Tamu di Polres dan Polsek di Kulonprogo Harus Menulis Alasan Kedatangannya

Suasana di depan Mapolres Kulonprogo, Kecamatan Pengasih, Rabu (13/11/2019). - Jalu Rahman Dewantara/Harian Jogja
14 November 2019 00:57 WIB Jalu Rahman Dewantara Kulonprogo Share :

Harianjogja.com, KULONPROGO-- Polres Kulonpogo memperketat keamanan di mapolres setempat pasca-ledakan bom bunuh diri terjadi di Markas Komando Polres Kota Besar (Mapolrestabes) Medan, Sumatra Utara, Rabu (13/11/2019). Penjagaan juga dilakukan di mapolsek dan pos lalu lintas.

"Terkait kejadian bom bunuh diri di Medan, pertama kami prihatin, semoga ini kejadian terakhir. Soal kewaspadaan jelas kami tingkatkan, baik pengamanan di mapolres, polsek maupun pos lalu lintas," kata Kabag Ops Polres Kulonprogo, Kompol Sudarmawan, kepada awak media di Mapolres Kulonprogo, Rabu siang.

Penjagaan itu dilakukan di gerbang masuk mapolres. Setiap tamu yang datang diperiksa oleh petugas. Tamu juga harus mengisi buku tamu dan menuliskan alasannya datang ke mapolres.
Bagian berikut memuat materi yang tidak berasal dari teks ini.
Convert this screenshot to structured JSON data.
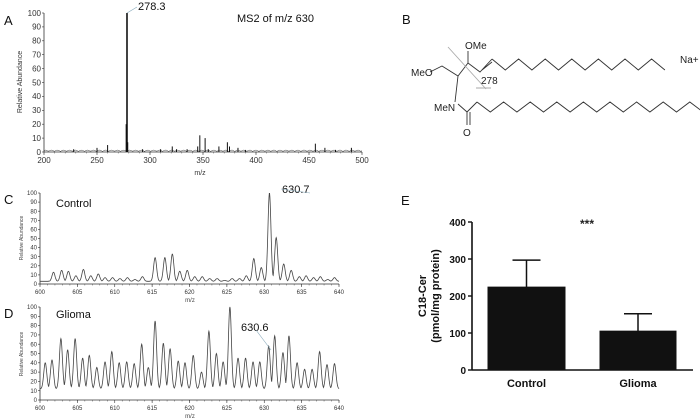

Cara serupa juga diterapkan di seluruh mapolsek. "Sementara untuk petugas jaga di pos lalu lintas utamanya yang beroperasi 24 jam kami minta siaga," ucapnya.
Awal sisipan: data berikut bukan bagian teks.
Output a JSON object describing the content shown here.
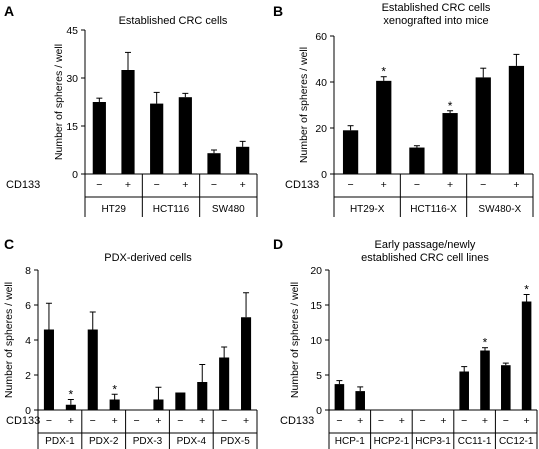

Sudarmawan menyatakan untuk sementara pihaknya baru sebatas mengetatkan keamanan. Belum sampai menambah personil jaga. Kepada masyarakat, ia mengimbau tidak perlu panik. Jajaran Polres Kulonprogo lanjutnya tengah berupaya menciptakan suasana kemanan tertib masyarakat (Kamtibmas).

Salah satu tamu, Harsono, mengaku tidak terganggu meski barang-barangnya diperiksa oleh petugas. Menurutnya ini merupakan hal biasa demi menjaga keamanan dan ketertiban di lingkungan Polres Kulonprogo.

"Setiap keluar masuk sini memang harus lapor, jadi gak masalah," kata warga Wates yang datang ke Polres Kulonprogo untuk mengurus surat kendaraan ini.